Dalam pledoinya, Hasto mengklaim bahwa dirinya menjadi korban tekanan politik sejak tahun 2023, bahkan menyebut sempat diancam akan dijadikan tersangka jika tidak mundur dari jabatannya sebagai Sekjen PDIP. Ia juga mendalilkan adanya kekuatan besar yang memengaruhi proses hukum. Namun majelis hakim menolak dalil tersebut dan menegaskan bahwa penetapan Hasto sebagai tersangka adalah hasil proses penyelidikan panjang yang dimulai jauh sebelum klaim tekanan politik itu terjadi.
“Fakta persidangan menunjukkan bahwa tindak pidana terjadi pada tahun 2019-2020, sementara dugaan tekanan politik terjadi jauh setelah itu. Dengan demikian, tidak ada relevansi antara keduanya dalam konteks pembuktian hukum,” tegas hakim.
Majelis juga menegaskan bahwa putusan ini tidak terpengaruh oleh opini publik, tekanan politik, atau kekuatan besar mana pun. Salah satu indikator independensi majelis adalah pembebasan Hasto dari dakwaan pertama (Pasal 2 ayat 1 UU Tipikor) karena dinilai tidak terbukti secara sah.
Vonis ini lebih ringan dibanding tuntutan Jaksa Penuntut Umum yang sebelumnya menuntut Hasto dengan pidana 7 tahun penjara. Majelis menyatakan bahwa mereka tidak terikat dengan tuntutan jaksa, melainkan menilai secara objektif seluruh alat bukti dan keterangan dalam persidangan.

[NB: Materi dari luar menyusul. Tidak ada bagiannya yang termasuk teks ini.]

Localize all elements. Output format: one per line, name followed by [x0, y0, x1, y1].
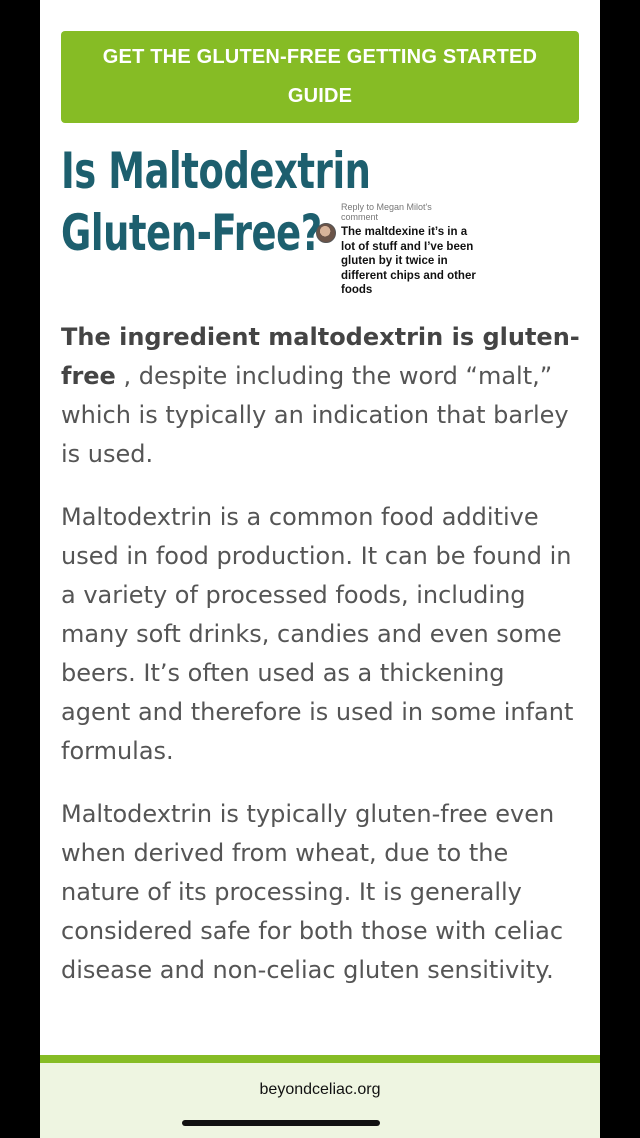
paragraph-1: The ingredient maltodextrin is gluten-fr…: [61, 318, 581, 474]
getting-started-guide-button[interactable]: GET THE GLUTEN-FREE GETTING STARTED GUID…: [61, 31, 579, 123]
browser-address-bar[interactable]: beyondceliac.org: [40, 1063, 600, 1138]
url-text[interactable]: beyondceliac.org: [40, 1081, 600, 1099]
article-body: The ingredient maltodextrin is gluten-fr…: [61, 318, 581, 1014]
web-page: GET THE GLUTEN-FREE GETTING STARTED GUID…: [40, 0, 600, 1138]
paragraph-2: Maltodextrin is a common food additive u…: [61, 503, 574, 765]
comment-text: The maltdexine it’s in a lot of stuff an…: [341, 226, 476, 297]
paragraph-1-text: , despite including the word “malt,” whi…: [61, 362, 569, 468]
comment-meta: Reply to Megan Milot's comment: [341, 202, 432, 222]
footer-divider: [40, 1055, 600, 1063]
paragraph-3: Maltodextrin is typically gluten-free ev…: [61, 800, 564, 984]
home-indicator[interactable]: [182, 1120, 380, 1126]
avatar: [316, 223, 336, 243]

“Putusan ini didasarkan murni pada fakta hukum yang terungkap di persidangan dan menjadi kontribusi penting dalam penegakan hukum yang adil serta memperkuat integritas sistem peradilan pidana Indonesia,” tutup Ketua Majelis.
Barang bukti yang disita, termasuk dokumen dan komunikasi elektronik, dinyatakan tetap disimpan untuk kepentingan hukum, sementara masa penahanan Hasto selama proses penyidikan dan persidangan dikurangi dari total pidana yang dijatuhkan.